After the moon’s show, the sun followed suit, casting glorious light on rock layers again.
The bittersweet end
Of the early adventurers that unsuccessfully forged the canyon depths, only traces of their presence remained, but their stories survived. For me, the trip was exciting and exhilarating without ever feeling life threatening.
The closest mishap occurred when Connie maneuvered through Dubendorff Rapid and we ended up stuck on a rock, facing upriver for 45 minutes. After a series of maneuvers, rocking the boat and releasing air from pontoons, we returned on course. We assured Connie we trusted her and had no doubt it would all turn out OK, but she said she saw the fear in our eyes. The next morning, we all lined up to get on the other guide’s boat and left Connie standing alone. Fortunately, she had a good sense of humor and we all had a good laugh.
None of us wanted to get off the river when we reached the end - Diamond Creek. But I emerged from the canyon totally stress free, a result of unbridled screaming through the rapids and many good laughs shared with a group of new friends.
Aunt Bette is gone now, but I think of her whenever I remember my experiences shooting the rapids. The only question that begs answering now is, “What river will I run next?”
The desert environment is very fragile, so we practiced Leave No Trace wilderness ethics, including depositing gray water and soapy water into the river rather than the desert. We carried all human waste and trash out of the canyon.
See the action yourself
A videographer recorded the author’s entire trip. To see his video, click here.
How fast is it?
River rapids in the Grand Canyon are rated on a scale of 1 to 10, with 10 being the most difficult. Before we knew the difference, Guide Connie corrected us for referring to the smaller white water areas as rapids, stating that they were riffles. The 225-mile section of the Colorado River from Lee’s Ferry to Diamond Creek ks made of 75 named and countless unnamed riffles and rapids, but we developed out own, easier scale to establish their severity:
If Connie told us to hold on, we knew it was a rapid and not a riffle.

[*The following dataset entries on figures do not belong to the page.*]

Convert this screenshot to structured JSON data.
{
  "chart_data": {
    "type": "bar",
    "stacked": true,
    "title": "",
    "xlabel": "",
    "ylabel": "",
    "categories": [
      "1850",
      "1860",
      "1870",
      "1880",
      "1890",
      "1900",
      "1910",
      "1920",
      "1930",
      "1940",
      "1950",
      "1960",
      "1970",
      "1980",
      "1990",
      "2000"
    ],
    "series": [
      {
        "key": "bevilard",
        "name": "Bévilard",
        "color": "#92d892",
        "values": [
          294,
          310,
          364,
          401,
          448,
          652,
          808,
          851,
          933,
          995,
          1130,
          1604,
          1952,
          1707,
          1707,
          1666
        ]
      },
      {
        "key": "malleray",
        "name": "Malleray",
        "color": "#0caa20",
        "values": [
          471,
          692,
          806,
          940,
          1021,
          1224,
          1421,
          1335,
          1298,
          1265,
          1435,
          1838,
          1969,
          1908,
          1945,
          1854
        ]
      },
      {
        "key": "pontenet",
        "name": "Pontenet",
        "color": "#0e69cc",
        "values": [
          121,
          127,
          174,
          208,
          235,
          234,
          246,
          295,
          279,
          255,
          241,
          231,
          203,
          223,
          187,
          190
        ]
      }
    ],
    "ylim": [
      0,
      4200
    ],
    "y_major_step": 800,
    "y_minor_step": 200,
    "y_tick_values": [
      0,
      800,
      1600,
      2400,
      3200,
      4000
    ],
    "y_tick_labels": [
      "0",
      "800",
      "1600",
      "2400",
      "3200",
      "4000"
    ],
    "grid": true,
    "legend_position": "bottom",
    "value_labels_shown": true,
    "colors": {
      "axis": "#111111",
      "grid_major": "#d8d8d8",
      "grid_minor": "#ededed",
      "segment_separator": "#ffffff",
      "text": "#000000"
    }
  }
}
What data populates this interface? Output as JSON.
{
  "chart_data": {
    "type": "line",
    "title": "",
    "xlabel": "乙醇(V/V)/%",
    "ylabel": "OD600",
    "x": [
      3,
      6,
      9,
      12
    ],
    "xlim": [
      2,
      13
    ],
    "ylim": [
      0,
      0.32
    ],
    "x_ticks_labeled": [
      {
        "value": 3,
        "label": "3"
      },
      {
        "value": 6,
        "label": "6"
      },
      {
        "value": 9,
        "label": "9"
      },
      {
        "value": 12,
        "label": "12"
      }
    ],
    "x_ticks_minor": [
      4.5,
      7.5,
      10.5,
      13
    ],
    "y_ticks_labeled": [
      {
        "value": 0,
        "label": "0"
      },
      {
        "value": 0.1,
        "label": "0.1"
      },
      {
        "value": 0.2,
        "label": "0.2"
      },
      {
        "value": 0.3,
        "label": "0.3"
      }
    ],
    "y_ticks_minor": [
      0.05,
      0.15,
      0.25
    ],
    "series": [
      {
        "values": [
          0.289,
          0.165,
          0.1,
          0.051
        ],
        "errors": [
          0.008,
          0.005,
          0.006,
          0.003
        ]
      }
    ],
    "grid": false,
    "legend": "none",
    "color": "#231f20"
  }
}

If she said to hold on tight, it was about a 3 or 4. Example: Nankoweap Rapid, a 25-foot drop.
If she told us to put away anything we didn’t want to get wet, or as the other guide, Matt, would say, “Get out anything you want to get wet!” it must have been around a 5 or 6. Example: Sockdolager Rapid, which dropped 19 feet.
If Connie told us to brace ourselves and hold onto the ropes, we figured is must be about a 7 or 8. Example: Hance Rapid with its 30-foot drop.
“Sit on the floor and hold on!” meant wild and wet. Example: Lava Falls, the granddaddy of all Grand Canyon Rapids.
Contact Moki Mac River Expeditions at (800) 284-7280 or info@mokimac.com
To compare rafting companies or plan a trip, visit the Grand Canyon River Outfitters Web site at www.gcroa.org
Choose your craft
Consider your level of experience, available time, and threshold for adventure before choosing your rig.
J-rig motorized inflatable rafts accommodate large groups and to through the canyon faster.
Motorized, inflatable pontoon boats - ranging from 17 to 35 feet long - are safe, durable and allow more time to explore.
Inflatable oar-powered rafts carry fewer passengers and take longer, but offer a more intimate connection to the river.
Inflatable paddle boats, in which all passengers paddle under the direction of a paddle captain, hold fewer passengers and take longer.
Wooden oar-powered dories are about 18 feet long, carry only three to four passengers, and take the longest time to compete the journey.
Some outfitters take along inflatable kayak for diehard thrill-seekers who wish to maneuver through some rapids.
Some outfitters offer kayak-support trips for those who have their own kayak but need a boat to carry their gear, or themselves, when they don’t want to tackle certain rapids.